An incoming comet that skygazers had hoped would provide one of the greatest celestial shows of the century could be a fizzle.
So say astronomers tracking the eagerly awaited Comet ISON as it races to a searing encounter with the sun.
Formally known as C/2012 S1 (ISON), the comet was spotted by a pair of hard-working amateur Russian astronomers, Vitaly Nevski and Artyom Novichonok, on Sept. 21 last year.
It is called ISON because they used a telescope called the International Scientific Optical Network near Kislovodsk, in the northern Caucasus.
After the discovery was validated by the International Astronomical Union (IAU), interest in the enigmatic wanderer became huge.
Calculations showed that after looping around the sun, the comet would become a blaze of glory toward the end of the year — a timing that gave it the tabloid title of “Christmas Comet” or even “Comet of the Century.”
However, fears are multiplying that the great show will be canceled.
Light signatures from ISON, which has just streaked past Mars, indicate the comet is about to break up, says Ignacio Ferrin, an astrophysicist at the University of Antioquia in Medellin, Colombia.
“This disintegration will take place before it reaches perihelion,” Ferrin said in an e-mail.
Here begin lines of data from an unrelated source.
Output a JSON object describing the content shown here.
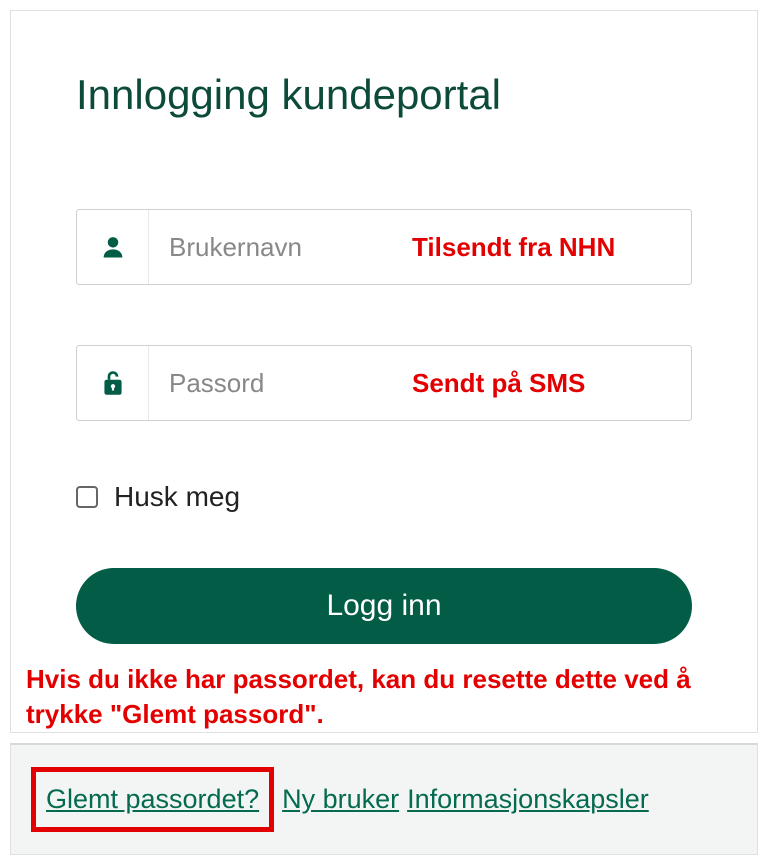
{
  "colors": {
    "brand": "#025c46",
    "annotation_red": "#e30000"
  },
  "header": {
    "title": "Innlogging kundeportal"
  },
  "fields": {
    "username": {
      "placeholder": "Brukernavn",
      "value": "",
      "annotation": "Tilsendt fra NHN"
    },
    "password": {
      "placeholder": "Passord",
      "value": "",
      "annotation": "Sendt på SMS"
    }
  },
  "remember": {
    "label": "Husk meg",
    "checked": false
  },
  "login_button": {
    "label": "Logg inn"
  },
  "instruction_text": "Hvis du ikke har passordet, kan du resette dette ved å trykke \"Glemt passord\".",
  "footer": {
    "forgot_password": "Glemt passordet?",
    "new_user": "Ny bruker",
    "cookies": "Informasjonskapsler"
  }
}
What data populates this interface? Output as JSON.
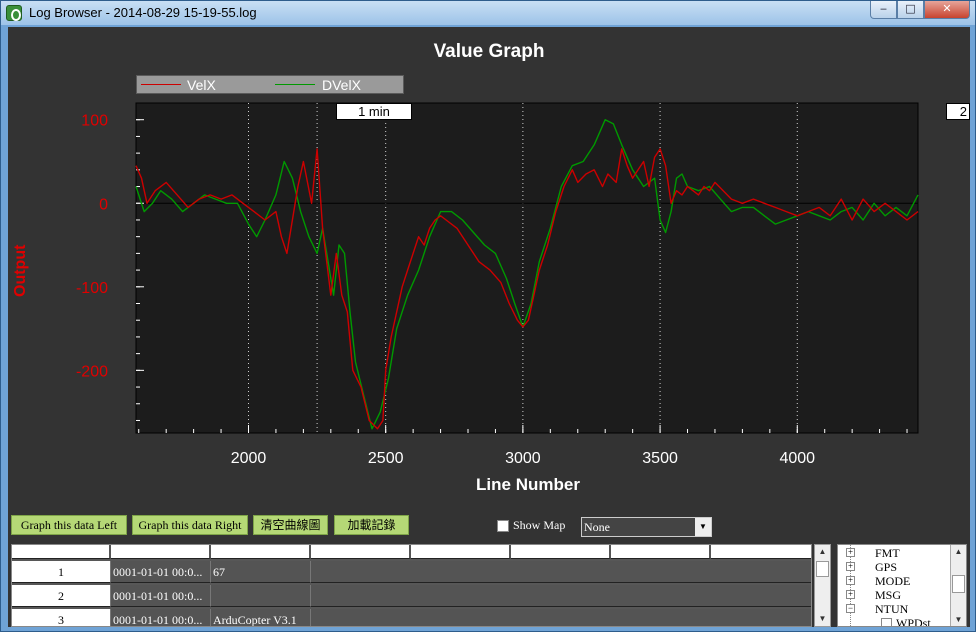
{
  "window": {
    "title": "Log Browser - 2014-08-29 15-19-55.log",
    "minimize_glyph": "‒",
    "maximize_glyph": "□",
    "close_glyph": "✕"
  },
  "graph": {
    "legend": [
      {
        "name": "VelX",
        "color": "#cc0000"
      },
      {
        "name": "DVelX",
        "color": "#009900"
      }
    ],
    "time_label": "1 min",
    "time_label_2": "2"
  },
  "chart_data": {
    "type": "line",
    "title": "Value Graph",
    "xlabel": "Line Number",
    "ylabel": "Output",
    "xlim": [
      1590,
      4440
    ],
    "ylim": [
      -275,
      120
    ],
    "x_ticks": [
      2000,
      2500,
      3000,
      3500,
      4000
    ],
    "y_ticks": [
      100,
      0,
      -100,
      -200
    ],
    "grid": "vertical dotted",
    "legend_position": "top-left",
    "series": [
      {
        "name": "VelX",
        "color": "#cc0000",
        "x": [
          1590,
          1610,
          1630,
          1660,
          1700,
          1740,
          1780,
          1820,
          1860,
          1900,
          1940,
          1980,
          2020,
          2060,
          2100,
          2120,
          2140,
          2160,
          2180,
          2200,
          2230,
          2250,
          2270,
          2300,
          2320,
          2340,
          2360,
          2380,
          2410,
          2440,
          2470,
          2490,
          2500,
          2520,
          2540,
          2560,
          2580,
          2600,
          2620,
          2640,
          2660,
          2680,
          2700,
          2720,
          2760,
          2800,
          2840,
          2880,
          2920,
          2950,
          2980,
          3000,
          3020,
          3040,
          3060,
          3090,
          3120,
          3150,
          3180,
          3200,
          3230,
          3260,
          3290,
          3310,
          3340,
          3360,
          3380,
          3400,
          3420,
          3440,
          3460,
          3480,
          3500,
          3520,
          3540,
          3560,
          3580,
          3600,
          3620,
          3640,
          3660,
          3680,
          3700,
          3730,
          3760,
          3800,
          3840,
          3880,
          3920,
          3960,
          4000,
          4040,
          4080,
          4120,
          4160,
          4200,
          4240,
          4280,
          4320,
          4360,
          4400,
          4440
        ],
        "y": [
          45,
          30,
          0,
          15,
          25,
          10,
          -5,
          5,
          10,
          5,
          10,
          0,
          -10,
          -20,
          -10,
          -40,
          -60,
          -20,
          20,
          50,
          0,
          65,
          -30,
          -110,
          -60,
          -110,
          -130,
          -200,
          -220,
          -260,
          -270,
          -260,
          -200,
          -160,
          -130,
          -100,
          -80,
          -60,
          -40,
          -50,
          -30,
          -20,
          -15,
          -20,
          -30,
          -50,
          -70,
          -80,
          -95,
          -120,
          -140,
          -148,
          -140,
          -110,
          -80,
          -50,
          -10,
          20,
          40,
          25,
          35,
          40,
          20,
          35,
          25,
          65,
          45,
          30,
          40,
          50,
          20,
          55,
          65,
          45,
          0,
          15,
          10,
          20,
          15,
          10,
          20,
          15,
          25,
          15,
          5,
          0,
          5,
          0,
          -5,
          -10,
          -15,
          -10,
          -5,
          -15,
          5,
          -20,
          5,
          -10,
          0,
          -10,
          -20,
          -10
        ]
      },
      {
        "name": "DVelX",
        "color": "#009900",
        "x": [
          1590,
          1620,
          1650,
          1680,
          1720,
          1760,
          1800,
          1840,
          1880,
          1920,
          1960,
          2000,
          2030,
          2060,
          2100,
          2130,
          2160,
          2190,
          2220,
          2250,
          2270,
          2290,
          2310,
          2330,
          2350,
          2370,
          2390,
          2420,
          2450,
          2480,
          2510,
          2540,
          2580,
          2620,
          2660,
          2700,
          2740,
          2780,
          2820,
          2860,
          2900,
          2940,
          2970,
          3000,
          3030,
          3060,
          3100,
          3140,
          3180,
          3220,
          3260,
          3300,
          3330,
          3360,
          3400,
          3440,
          3480,
          3500,
          3520,
          3540,
          3560,
          3580,
          3600,
          3640,
          3680,
          3720,
          3760,
          3800,
          3840,
          3880,
          3920,
          3960,
          4000,
          4040,
          4080,
          4120,
          4160,
          4200,
          4240,
          4280,
          4320,
          4360,
          4400,
          4440
        ],
        "y": [
          20,
          -10,
          0,
          15,
          5,
          -10,
          0,
          10,
          5,
          0,
          0,
          -25,
          -40,
          -20,
          10,
          50,
          30,
          -10,
          -40,
          -60,
          -30,
          -70,
          -110,
          -50,
          -60,
          -130,
          -190,
          -230,
          -270,
          -250,
          -210,
          -150,
          -110,
          -80,
          -40,
          -10,
          -10,
          -20,
          -35,
          -50,
          -60,
          -90,
          -120,
          -148,
          -120,
          -70,
          -30,
          20,
          45,
          50,
          70,
          100,
          95,
          70,
          40,
          20,
          30,
          -20,
          -35,
          -10,
          30,
          35,
          20,
          15,
          20,
          5,
          -10,
          -5,
          -5,
          -15,
          -25,
          -20,
          -15,
          -10,
          -15,
          -20,
          -10,
          -5,
          -20,
          0,
          -15,
          -5,
          -15,
          10
        ]
      }
    ]
  },
  "toolbar": {
    "graph_left_label": "Graph this data Left",
    "graph_right_label": "Graph this data Right",
    "clear_label": "清空曲線圖",
    "load_label": "加載記錄",
    "show_map_label": "Show Map",
    "map_select_value": "None"
  },
  "grid": {
    "rows": [
      {
        "num": "1",
        "time": "0001-01-01 00:0...",
        "value": "67"
      },
      {
        "num": "2",
        "time": "0001-01-01 00:0...",
        "value": ""
      },
      {
        "num": "3",
        "time": "0001-01-01 00:0...",
        "value": "ArduCopter V3.1"
      }
    ]
  },
  "tree": {
    "items": [
      "FMT",
      "GPS",
      "MODE",
      "MSG",
      "NTUN"
    ],
    "child": "WPDst"
  }
}
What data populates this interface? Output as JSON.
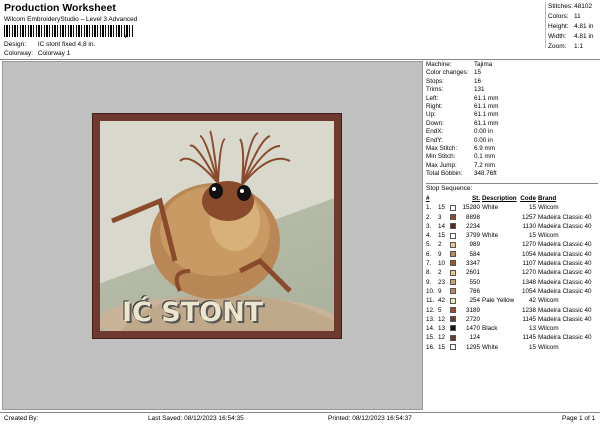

Perihelion is an orbit’s closest point to the Sun, which ISON is supposed to reach on Nov. 28.
“There are also predictions for disintegration at perihelion, but based on the evidence, the comet will not get there,” Ferrin said.
He said that comets typically brighten as they get closer to the sun, crossing a temperature threshold that causes their icy surfaces to evaporate, depositing water vapor, other gases and dust in their wake.
However, the light curve from ISON slowed down and then remained practically constant, with no sign of greater brightness, as it raced forward, Ferrin said.
This is a signature that matches four previous comets that have broken up catastrophically, he said.
“Comets in general appear to be quite fragile, and are observed to fragment or split,” said Duncan Steel, a visiting astronomer at Armagh Observatory in Northern Ireland. “It has always been a good bet that ISON would do this, and there is now evidence that this may be now occurring.”
Comets are believed to be huge clusters of primeval dust and frozen ices, including water and organic molecules that, some say, delivered the building blocks of life to the infant Earth.
Doomed to orbit the sun in periods that can range from years to many millennia, comets undergo thermal stress as they near the star.
Veterans that make short-period flybys, such as Halley’s Comet, appear to have a crust of silicates and “tarry” carbon molecules to insulate them from the heat.
However, rare visitors such as ISON have no such protection, Steel said.